For those who missed it, Mark Suster wrote a great article last week on how undervalued Twitter is as a source of traffic to your website. He claims that Twitter is driving up to 4x more traffic than your analytics software is telling you. We couldn’t agree more: In an online world that is evolving to represent true offline interactions, social and information networks will become increasingly responsible for driving people to your website.

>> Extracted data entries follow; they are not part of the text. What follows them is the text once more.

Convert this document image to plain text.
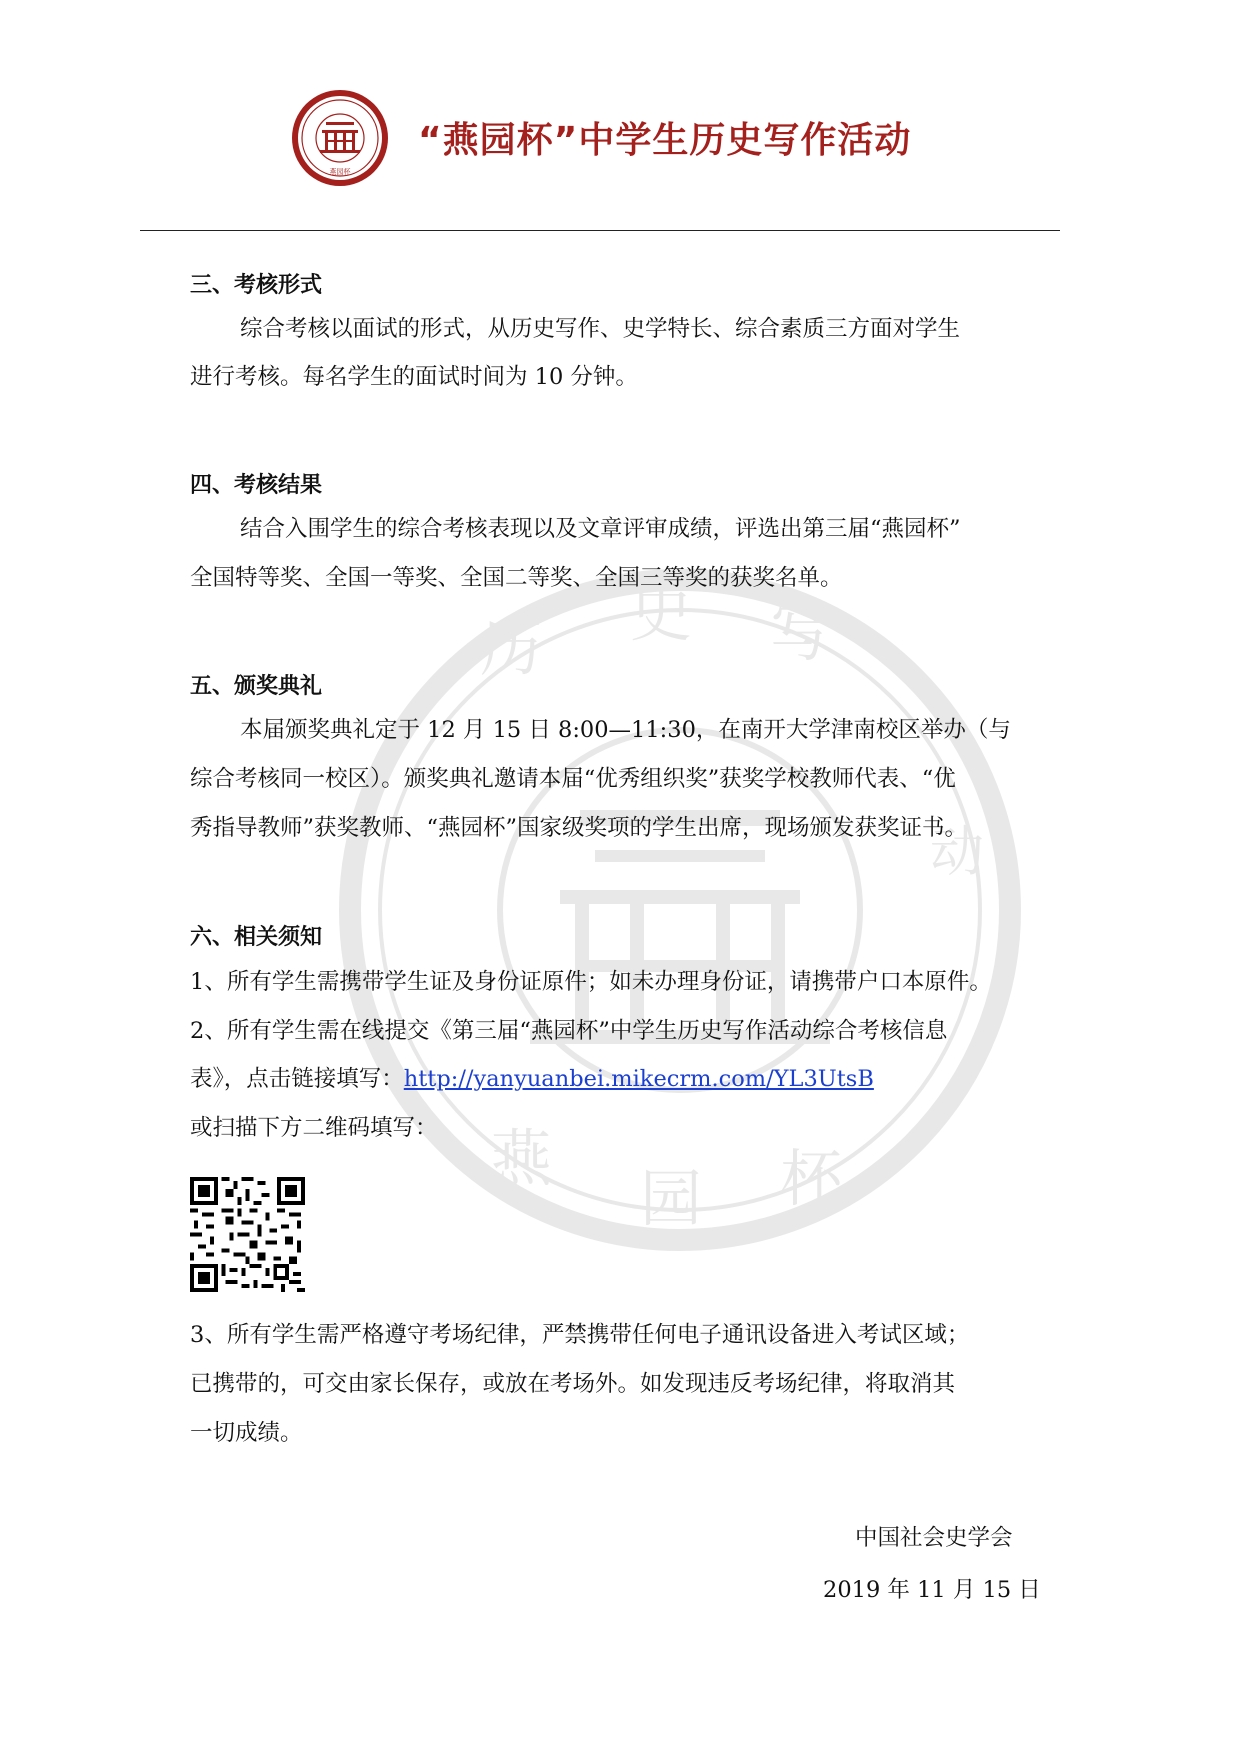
历 史 写
燕
园 杯
动
燕园杯
“燕园杯”中学生历史写作活动
三、考核形式
综合考核以面试的形式，从历史写作、史学特长、综合素质三方面对学生
进行考核。每名学生的面试时间为 10 分钟。
四、考核结果
结合入围学生的综合考核表现以及文章评审成绩，评选出第三届“燕园杯”
全国特等奖、全国一等奖、全国二等奖、全国三等奖的获奖名单。
五、颁奖典礼
本届颁奖典礼定于 12 月 15 日 8:00—11:30，在南开大学津南校区举办（与
综合考核同一校区）。颁奖典礼邀请本届“优秀组织奖”获奖学校教师代表、“优
秀指导教师”获奖教师、“燕园杯”国家级奖项的学生出席，现场颁发获奖证书。
六、相关须知
1、所有学生需携带学生证及身份证原件；如未办理身份证，请携带户口本原件。
2、所有学生需在线提交《第三届“燕园杯”中学生历史写作活动综合考核信息
表》，点击链接填写：http://yanyuanbei.mikecrm.com/YL3UtsB
或扫描下方二维码填写：
3、所有学生需严格遵守考场纪律，严禁携带任何电子通讯设备进入考试区域；
已携带的，可交由家长保存，或放在考场外。如发现违反考场纪律，将取消其
一切成绩。
中国社会史学会
2019 年 11 月 15 日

The problem behind the under reporting of Twitter traffic is Last Mile Attribution. While the product he recommends to fix this, awe.sm, does indeed seem awesome (hah!) there are other easy fixes you can do right now to increase the accuracy of your analytics.
1. Build your links
It’s 2011 and I still see some companies pushing out links that are not built with tracking codes. No tracking codes = no data. No data = no analysis. Use tracking codes.
2. Build your links right
If you do not build your links right you will not be able to properly categorize and track your data, and analysis becomes impossible (and therefore any valuable insight that comes from it). You need to establish a hierarchy and stick with it, and make sure everyone else in your company who might be publishing links understands as well. In Google Analytics, this is the hierarchy I have been using for 4 years with very high accuracy.
3. Don’t auto syndicate
Every online social ecosystem is different so if you want to get serious about tracking and conversion the content you publish needs to be catered to the environment it will exist in. In practical terms, your tweets shouldn’t look like your Facebook updates, this is true for any other publishing platform. Wiring your accounts together to auto tweet a FB post or vice versa might seem appealing but this is fools gold. Your post should be specific to the platform, along with its’ link and tracking code (see above).
4. Segmentation testing
In your analytics package, try segmenting traffic according to the inbound device platforms, i.e. mobile vs. desktop. Also try this for operating systems and browsers. If you notice significant differences in the percentage share of direct traffic between the segments, that’s a good indication you are having some attribution problems.
Any way you spin it, traffic attibution will probably get more complex, not less. Implement these strategies and other now to be sure you are ready for the future.